LOCAH is working on making available some data from the Archives Hub (a collection of archival finding-aids i.e. metadata about archival collections and their constituent items) and from Copac (a "union catalogue" of bibliographic metadata from major research & specialist libraries) as linked data.
So far, I've mostly been working with the EAD data, with Jane Stevenson and Bethan Ruddock from the Archives Hub. I've posted a few pieces on the LOCAH blog, on the high-level architecture/workflow, on the model for the archival description data (also here), and most recently on the URI patterns we're using for the archival data.
I've got an implementation of this as an XSLT transform that reads an EAD XML document and outputs RDF/XML, and have uploaded the results of applying that to a small subset of data to a Talis Platform instance. We're still ironing out some glitches but there'll be information about that on the project blog coming in the not too distant future.
On a personal note, I'm quite enjoying the project. It gives me a chance to sit down and try to actually apply some of the principles that I read about and talk about, and I'm working through some of the challenges of "real world" data, with all its variability and quirks. I worked in special collections and archives for a few years back in the 1990s, when the institutions where I was working were really just starting to explore the potential of the Web, so it's interesting to see how things have changed (or not! :-)), and to see the impact of and interest in some current technological (and other) trends within those communities. It also gives me a concrete incentive to explore the use of tools (like the Talis Platform) that I've been aware of but have only really tinkered with: my efforts in that space inevitably bring me face to face with the limited scope of my development skills, though it's also nice to find that the availability of a growing range of tools has enabled me to get some results even with my rather stumbling efforts.
It'a also an opportunity for me to discuss the "linked data" approach with the archivists and librarians within the project - in very concrete ways based on actual data - and to try to answer their questions and to understand what aspects are perceived as difficult or complex - or just different from existing approaches and practices.
So while some of my work necessarily involves me getting my head down and analysing input data or hacking away at XSLT or prodding datasets with SPARQL queries, I've been doing my best to discuss the principles behind what I'm doing with Jane and Bethan as I go along, and they in turn have reflected on some of the challenges as they perceive them in posts like Jane's here.
One of the project's tasks is to:
Explore and report on the opportunities and barriers in making content structured and exposed on the Web for discovery and use. Such opportunities and barriers may coalesce around licensing implications, trust, provenance, sustainability and usability.

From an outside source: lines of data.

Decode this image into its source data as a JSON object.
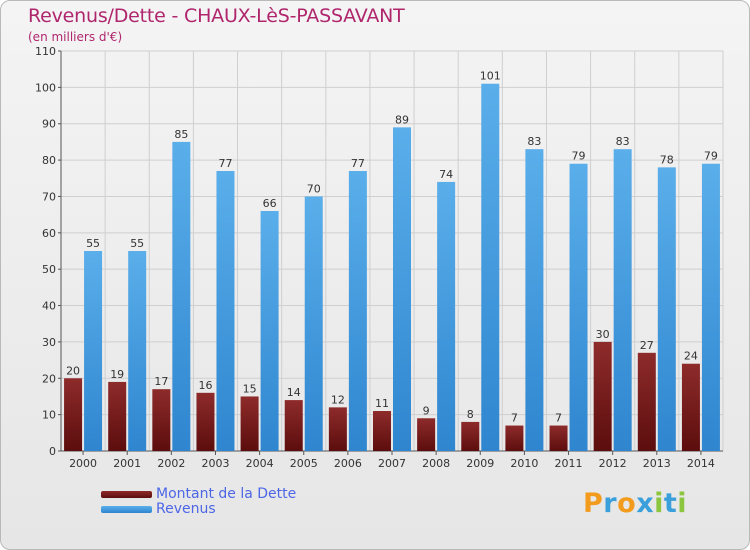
{
  "title": "Revenus/Dette - CHAUX-LèS-PASSAVANT",
  "subtitle": "(en milliers d'€)",
  "legend": {
    "dette_label": "Montant de la Dette",
    "revenus_label": "Revenus"
  },
  "logo_text": "Proxiti",
  "colors": {
    "dette": "#7a1a1a",
    "revenus": "#4a9fe0",
    "title": "#b0266d",
    "legend_text": "#4d66e6"
  },
  "chart_data": {
    "type": "bar",
    "title": "Revenus/Dette - CHAUX-LèS-PASSAVANT",
    "subtitle": "(en milliers d'€)",
    "xlabel": "",
    "ylabel": "",
    "ylim": [
      0,
      110
    ],
    "yticks": [
      0,
      10,
      20,
      30,
      40,
      50,
      60,
      70,
      80,
      90,
      100,
      110
    ],
    "grid": true,
    "legend_position": "bottom-left",
    "categories": [
      "2000",
      "2001",
      "2002",
      "2003",
      "2004",
      "2005",
      "2006",
      "2007",
      "2008",
      "2009",
      "2010",
      "2011",
      "2012",
      "2013",
      "2014"
    ],
    "series": [
      {
        "name": "Montant de la Dette",
        "values": [
          20,
          19,
          17,
          16,
          15,
          14,
          12,
          11,
          9,
          8,
          7,
          7,
          30,
          27,
          24
        ]
      },
      {
        "name": "Revenus",
        "values": [
          55,
          55,
          85,
          77,
          66,
          70,
          77,
          89,
          74,
          101,
          83,
          79,
          83,
          78,
          79
        ]
      }
    ]
  }
}
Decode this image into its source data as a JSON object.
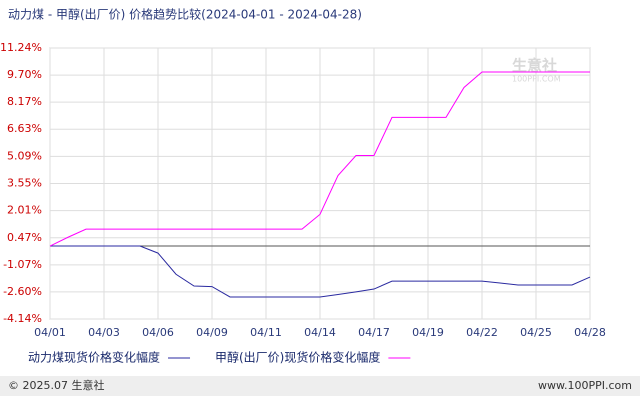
{
  "chart_data": {
    "type": "line",
    "title": "动力煤 - 甲醇(出厂价) 价格趋势比较(2024-04-01 - 2024-04-28)",
    "categories": [
      "04/01",
      null,
      null,
      "04/03",
      null,
      null,
      "04/06",
      null,
      null,
      "04/09",
      null,
      null,
      "04/11",
      null,
      null,
      "04/14",
      null,
      null,
      "04/17",
      null,
      null,
      "04/19",
      null,
      null,
      "04/22",
      null,
      null,
      "04/25",
      null,
      null,
      "04/28"
    ],
    "series": [
      {
        "name": "动力煤现货价格变化幅度",
        "color": "#2a2aa0",
        "values": [
          0,
          0,
          0,
          0,
          0,
          0,
          -0.4,
          -1.6,
          -2.27,
          -2.3,
          -2.89,
          -2.89,
          -2.89,
          -2.89,
          -2.89,
          -2.89,
          -2.75,
          -2.6,
          -2.44,
          -1.99,
          -1.99,
          -1.99,
          -1.99,
          -1.99,
          -1.99,
          -2.1,
          -2.21,
          -2.21,
          -2.21,
          -2.21,
          -1.76
        ]
      },
      {
        "name": "甲醇(出厂价)现货价格变化幅度",
        "color": "#ff00ff",
        "values": [
          0,
          0.5,
          0.96,
          0.96,
          0.96,
          0.96,
          0.96,
          0.96,
          0.96,
          0.96,
          0.96,
          0.96,
          0.96,
          0.96,
          0.96,
          1.8,
          4.0,
          5.14,
          5.14,
          7.3,
          7.3,
          7.3,
          7.3,
          9.0,
          9.88,
          9.88,
          9.88,
          9.88,
          9.88,
          9.88,
          9.88
        ]
      }
    ],
    "ylim": [
      -4.14,
      11.24
    ],
    "yticks": [
      {
        "value": -4.14,
        "label": "-4.14%"
      },
      {
        "value": -2.6,
        "label": "-2.60%"
      },
      {
        "value": -1.07,
        "label": "-1.07%"
      },
      {
        "value": 0.47,
        "label": "0.47%"
      },
      {
        "value": 2.01,
        "label": "2.01%"
      },
      {
        "value": 3.55,
        "label": "3.55%"
      },
      {
        "value": 5.09,
        "label": "5.09%"
      },
      {
        "value": 6.63,
        "label": "6.63%"
      },
      {
        "value": 8.17,
        "label": "8.17%"
      },
      {
        "value": 9.7,
        "label": "9.70%"
      },
      {
        "value": 11.24,
        "label": "11.24%"
      }
    ],
    "grid": true
  },
  "watermark": {
    "brand": "生意社",
    "site": "100PPI.COM"
  },
  "footer": {
    "copyright": "© 2025.07 生意社",
    "site": "www.100PPI.com"
  }
}
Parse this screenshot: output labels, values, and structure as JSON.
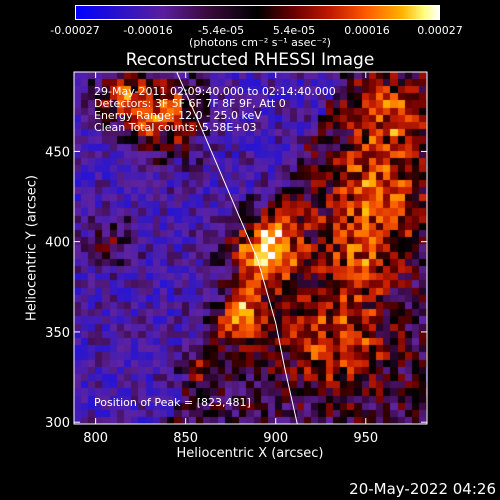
{
  "colorbar": {
    "tick_labels": [
      "-0.00027",
      "-0.00016",
      "-5.4e-05",
      "5.4e-05",
      "0.00016",
      "0.00027"
    ],
    "unit_label": "(photons cm⁻² s⁻¹ asec⁻²)"
  },
  "overlay": {
    "line1": "29-May-2011 02:09:40.000 to 02:14:40.000",
    "line2": "Detectors: 3F 5F 6F 7F 8F 9F, Att 0",
    "line3": "Energy Range: 12.0 - 25.0 keV",
    "line4": "Clean    Total counts: 5.58E+03",
    "peak": "Position of Peak = [823,481]"
  },
  "date_stamp": "20-May-2022 04:26",
  "chart_data": {
    "type": "heatmap",
    "title": "Reconstructed RHESSI Image",
    "xlabel": "Heliocentric X (arcsec)",
    "ylabel": "Heliocentric Y (arcsec)",
    "xlim": [
      788,
      984
    ],
    "ylim": [
      299,
      494
    ],
    "xticks": [
      800,
      850,
      900,
      950
    ],
    "yticks": [
      300,
      350,
      400,
      450
    ],
    "color_range": [
      -0.00027,
      0.00027
    ],
    "limb_curve": {
      "x": [
        845,
        860,
        875,
        890,
        900,
        905,
        912
      ],
      "y": [
        494,
        460,
        425,
        390,
        355,
        330,
        299
      ]
    },
    "peak": [
      823,
      481
    ]
  }
}
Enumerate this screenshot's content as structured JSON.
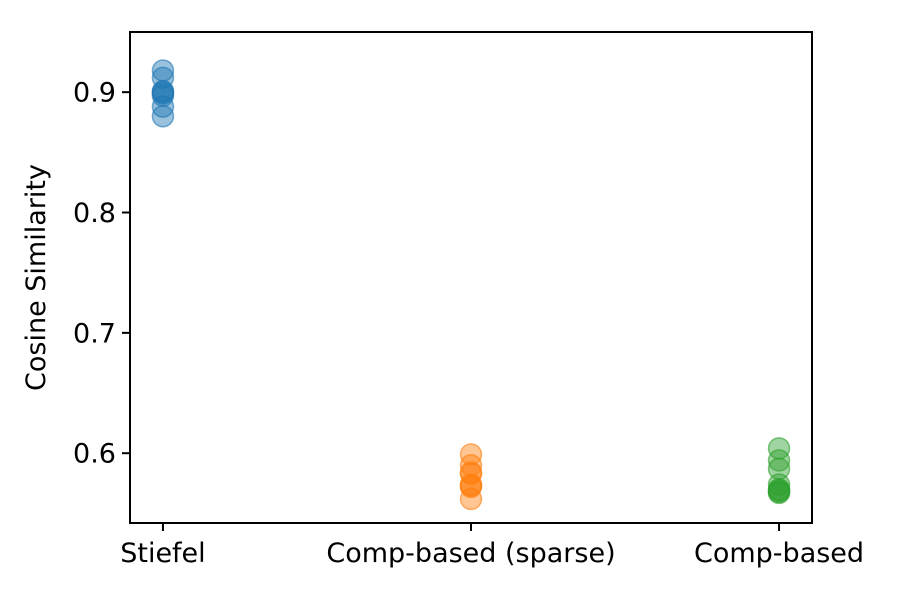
{
  "chart_data": {
    "type": "scatter",
    "title": "",
    "xlabel": "",
    "ylabel": "Cosine Similarity",
    "categories": [
      "Stiefel",
      "Comp-based (sparse)",
      "Comp-based"
    ],
    "series": [
      {
        "name": "Stiefel",
        "color": "#1f77b4",
        "x": 0,
        "values": [
          0.918,
          0.912,
          0.901,
          0.9,
          0.899,
          0.897,
          0.888,
          0.88
        ]
      },
      {
        "name": "Comp-based (sparse)",
        "color": "#ff7f0e",
        "x": 1,
        "values": [
          0.599,
          0.59,
          0.584,
          0.583,
          0.574,
          0.573,
          0.572,
          0.562
        ]
      },
      {
        "name": "Comp-based",
        "color": "#2ca02c",
        "x": 2,
        "values": [
          0.604,
          0.594,
          0.587,
          0.574,
          0.57,
          0.569,
          0.568,
          0.567
        ]
      }
    ],
    "xlim": [
      -0.107,
      2.107
    ],
    "ylim": [
      0.542,
      0.95
    ],
    "yticks": [
      0.6,
      0.7,
      0.8,
      0.9
    ],
    "ytick_labels": [
      "0.6",
      "0.7",
      "0.8",
      "0.9"
    ],
    "grid": false,
    "legend": false,
    "background": "#ffffff",
    "axis_color": "#000000",
    "marker": {
      "radius_px": 10.5,
      "alpha": 0.45
    }
  }
}
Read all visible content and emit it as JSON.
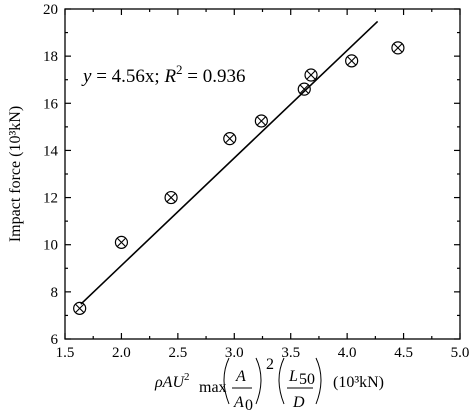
{
  "chart_data": {
    "type": "scatter",
    "xlim": [
      1.5,
      5.0
    ],
    "ylim": [
      6,
      20
    ],
    "x_ticks": [
      "1.5",
      "2.0",
      "2.5",
      "3.0",
      "3.5",
      "4.0",
      "4.5",
      "5.0"
    ],
    "y_ticks": [
      "6",
      "8",
      "10",
      "12",
      "14",
      "16",
      "18",
      "20"
    ],
    "ylabel": "Impact force (10³kN)",
    "xlabel": {
      "prefix": "ρAU",
      "sup": "2",
      "sub": "max",
      "frac1_num": "A",
      "frac1_den": "A",
      "frac1_den_sub": "0",
      "frac1_exp": "2",
      "frac2_num": "L",
      "frac2_num_sub": "50",
      "frac2_den": "D",
      "unit": "(10³kN)"
    },
    "equation": {
      "lhs": "y",
      "rhs": " = 4.56x; ",
      "r2_symbol": "R",
      "r2_sup": "2",
      "r2_value": " = 0.936"
    },
    "points": [
      {
        "x": 1.63,
        "y": 7.3
      },
      {
        "x": 2.0,
        "y": 10.1
      },
      {
        "x": 2.44,
        "y": 12.0
      },
      {
        "x": 2.96,
        "y": 14.5
      },
      {
        "x": 3.24,
        "y": 15.25
      },
      {
        "x": 3.62,
        "y": 16.6
      },
      {
        "x": 3.68,
        "y": 17.2
      },
      {
        "x": 4.04,
        "y": 17.8
      },
      {
        "x": 4.45,
        "y": 18.35
      }
    ],
    "fit_line": {
      "slope": 4.56,
      "x_range": [
        1.64,
        4.27
      ]
    },
    "grid": false,
    "marker": "circled-x"
  }
}
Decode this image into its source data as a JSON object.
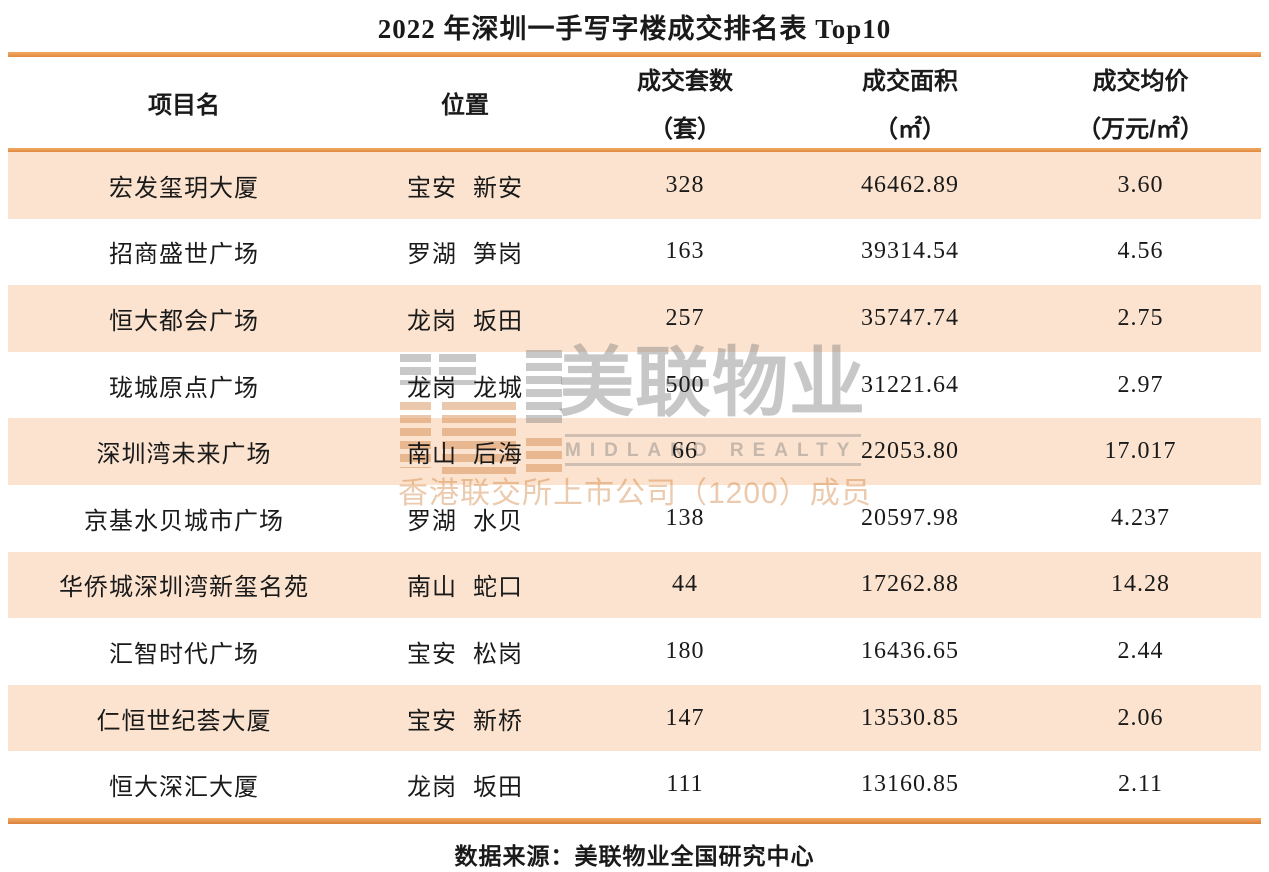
{
  "page": {
    "title": "2022 年深圳一手写字楼成交排名表 Top10",
    "source_note": "数据来源：美联物业全国研究中心"
  },
  "colors": {
    "accent_orange": "#E8914A",
    "row_peach": "#FBE3CF",
    "text_black": "#1A1A1A",
    "watermark_gray": "#C8C8C8",
    "watermark_tan": "#EAC8AB"
  },
  "watermark": {
    "logo_icon": "midland-striped-m-logo",
    "brand_cn": "美联物业",
    "brand_en": "MIDLAND REALTY",
    "membership_line": "香港联交所上市公司（1200）成员"
  },
  "chart_data": {
    "type": "table",
    "title": "2022 年深圳一手写字楼成交排名表 Top10",
    "headers": [
      {
        "t": "项目名",
        "u": ""
      },
      {
        "t": "位置",
        "u": ""
      },
      {
        "t": "成交套数",
        "u": "（套）"
      },
      {
        "t": "成交面积",
        "u": "（㎡）"
      },
      {
        "t": "成交均价",
        "u": "（万元/㎡）"
      }
    ],
    "rows": [
      {
        "name": "宏发玺玥大厦",
        "location": "宝安 新安",
        "units": "328",
        "area": "46462.89",
        "price": "3.60"
      },
      {
        "name": "招商盛世广场",
        "location": "罗湖 笋岗",
        "units": "163",
        "area": "39314.54",
        "price": "4.56"
      },
      {
        "name": "恒大都会广场",
        "location": "龙岗 坂田",
        "units": "257",
        "area": "35747.74",
        "price": "2.75"
      },
      {
        "name": "珑城原点广场",
        "location": "龙岗 龙城",
        "units": "500",
        "area": "31221.64",
        "price": "2.97"
      },
      {
        "name": "深圳湾未来广场",
        "location": "南山 后海",
        "units": "66",
        "area": "22053.80",
        "price": "17.017"
      },
      {
        "name": "京基水贝城市广场",
        "location": "罗湖 水贝",
        "units": "138",
        "area": "20597.98",
        "price": "4.237"
      },
      {
        "name": "华侨城深圳湾新玺名苑",
        "location": "南山 蛇口",
        "units": "44",
        "area": "17262.88",
        "price": "14.28"
      },
      {
        "name": "汇智时代广场",
        "location": "宝安 松岗",
        "units": "180",
        "area": "16436.65",
        "price": "2.44"
      },
      {
        "name": "仁恒世纪荟大厦",
        "location": "宝安 新桥",
        "units": "147",
        "area": "13530.85",
        "price": "2.06"
      },
      {
        "name": "恒大深汇大厦",
        "location": "龙岗 坂田",
        "units": "111",
        "area": "13160.85",
        "price": "2.11"
      }
    ],
    "source": "数据来源：美联物业全国研究中心"
  }
}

I think we're trying to take a broad view of this aspect of the project, so that it extends not just to the "technical" challenges in cranking out data and how we address them, but also incorporates some of these "softer" elements of how we, as individuals with backgrounds in different "communities", with different practices and experiences and perspectives, share our ideas, get to grips with some of the concepts and terminology and so on. Where are the "pain points" that cause confusion in this particular context? Which means of explaining or illustrating things work, and which don't? What (if any!) is the value of the "linked data" approach for this sort of data? How is that best demonstrated? What are the implications, if any, for information management practices within this community? It may not be the case that SPARQL becomes a required element of archivists' training any time soon, but having these conversations, and reflecting on them, is, I think, an important part of the LOCAH experience.